AUTHOR=Reinehr Sabrina , Girbig Renée M. , Schulte Kim K. , Theile Janine , Asaad M. Ali , Fuchshofer Rudolf , Dick H. Burkhard , Joachim Stephanie C. 

TITLE=Enhanced glaucomatous damage accompanied by glial response in a new multifactorial mouse model

JOURNAL=Frontiers in Immunology

VOLUME=Volume 13 - 2022

YEAR=2023

URL=https://www.frontiersin.org/journals/immunology/articles/10.3389/fimmu.2022.1017076

DOI=10.3389/fimmu.2022.1017076

ISSN=1664-3224

ABSTRACT=Glaucoma is a complex, multifactorial neurodegenerative disease, which can lead to blindness when untreated.

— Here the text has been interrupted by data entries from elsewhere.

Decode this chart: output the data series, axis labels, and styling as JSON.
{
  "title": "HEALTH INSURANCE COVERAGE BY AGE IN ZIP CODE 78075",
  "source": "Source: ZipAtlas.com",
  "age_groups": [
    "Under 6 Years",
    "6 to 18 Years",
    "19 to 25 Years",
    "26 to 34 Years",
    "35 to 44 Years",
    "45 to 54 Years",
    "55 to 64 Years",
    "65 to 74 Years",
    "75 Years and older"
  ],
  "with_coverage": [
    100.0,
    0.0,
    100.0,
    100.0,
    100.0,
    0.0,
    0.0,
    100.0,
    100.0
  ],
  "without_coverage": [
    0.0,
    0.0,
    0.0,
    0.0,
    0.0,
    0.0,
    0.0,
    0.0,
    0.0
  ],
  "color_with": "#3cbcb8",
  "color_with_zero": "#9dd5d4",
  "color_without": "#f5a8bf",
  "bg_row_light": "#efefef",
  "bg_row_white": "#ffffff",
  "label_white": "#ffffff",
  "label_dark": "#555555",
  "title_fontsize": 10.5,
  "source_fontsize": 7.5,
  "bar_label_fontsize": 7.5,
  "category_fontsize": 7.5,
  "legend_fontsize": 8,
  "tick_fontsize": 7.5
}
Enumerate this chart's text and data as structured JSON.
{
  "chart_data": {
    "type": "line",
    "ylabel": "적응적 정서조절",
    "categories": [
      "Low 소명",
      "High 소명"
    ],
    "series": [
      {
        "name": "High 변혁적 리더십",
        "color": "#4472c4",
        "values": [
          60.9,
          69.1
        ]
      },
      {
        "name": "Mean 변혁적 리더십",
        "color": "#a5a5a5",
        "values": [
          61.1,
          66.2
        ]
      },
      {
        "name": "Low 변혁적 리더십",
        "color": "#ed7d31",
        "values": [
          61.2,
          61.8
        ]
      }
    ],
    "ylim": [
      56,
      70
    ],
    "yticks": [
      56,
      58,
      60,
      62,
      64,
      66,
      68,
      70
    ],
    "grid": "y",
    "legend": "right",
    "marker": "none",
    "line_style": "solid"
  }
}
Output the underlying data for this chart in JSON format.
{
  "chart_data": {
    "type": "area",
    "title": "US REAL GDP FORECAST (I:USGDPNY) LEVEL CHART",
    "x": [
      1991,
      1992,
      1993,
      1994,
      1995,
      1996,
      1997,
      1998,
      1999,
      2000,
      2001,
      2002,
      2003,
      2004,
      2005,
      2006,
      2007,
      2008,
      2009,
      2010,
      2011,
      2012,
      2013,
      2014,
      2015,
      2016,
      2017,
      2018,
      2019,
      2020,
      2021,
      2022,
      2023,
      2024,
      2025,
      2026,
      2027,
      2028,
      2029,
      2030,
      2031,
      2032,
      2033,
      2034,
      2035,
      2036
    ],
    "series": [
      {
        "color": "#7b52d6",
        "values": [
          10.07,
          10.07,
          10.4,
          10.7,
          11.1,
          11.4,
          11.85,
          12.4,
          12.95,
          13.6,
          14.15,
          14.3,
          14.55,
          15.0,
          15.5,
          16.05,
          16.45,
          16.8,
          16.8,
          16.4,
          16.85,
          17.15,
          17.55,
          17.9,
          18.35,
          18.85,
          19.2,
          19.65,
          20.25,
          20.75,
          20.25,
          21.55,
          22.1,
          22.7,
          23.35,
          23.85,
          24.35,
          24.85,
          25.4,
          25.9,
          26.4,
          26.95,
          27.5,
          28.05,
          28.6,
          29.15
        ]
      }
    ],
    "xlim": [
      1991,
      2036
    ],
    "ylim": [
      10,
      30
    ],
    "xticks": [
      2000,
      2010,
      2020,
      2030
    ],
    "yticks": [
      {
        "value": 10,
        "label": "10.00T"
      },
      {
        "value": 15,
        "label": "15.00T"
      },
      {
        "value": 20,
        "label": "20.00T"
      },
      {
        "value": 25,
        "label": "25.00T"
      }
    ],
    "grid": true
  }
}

It seems that, among others, immune processes, elevated intraocular pressure (IOP), or a combination of these factors are responsible for glaucomatous damage. Here, we combined two glaucoma models to examine if a combination of risk factors (IOP and immune response) results in a more severe damage of retinal ganglion cells (RGCs) and the optic nerves as well as an additional glia activation. Hence, six-week-old wildtype (WT+ONA) and βB1-CTGF mice (CTGF+ONA) were immunized with 1 mg ONA (optic nerve antigen). A wildtype (WT) and a βB1-CTGF control group (CTGF) received sodium chloride instead. IOP was measured before, and every two weeks after immunization. After 6 weeks, electroretinogram (ERG) measurements were performed. Then, retinae and optic nerves were processed for (immuno-) histology. Further, mRNA levels of corresponding genes in optic nerve and retina were analyzed via RT-qPCR. 6 weeks after immunization, the IOP in CTGF and CTGF+ONA mice was increased. The optic nerve of CTGF+ONA animals displayed the most severe cell inflammation, demyelination, and macroglia activation. Fewer numbers of oligodendrocytes were only observed in WT+ONA optic nerves, while more apoptotic cells triggered by the extrinsic pathway could be revealed in all three glaucoma groups. The number of microglia/macrophages was not altered within the optic nerves of all groups. The loss of neuronal cells, especially RGCs was most pronounced in CTGF+ONA retinae in the central part and this was accompanied by an enhanced activation of microglia/macrophages. Also, Müller cell activation could be noted in CTGF and CTGF+ONA retinae. In the new model, an additive degeneration could be noted in optic nerves as well as in the number of RGCs. These results suggest a potential additive role of high IOP and immune factors in glaucoma development, which will aid for understanding this multifactorial disease more precisely in the future.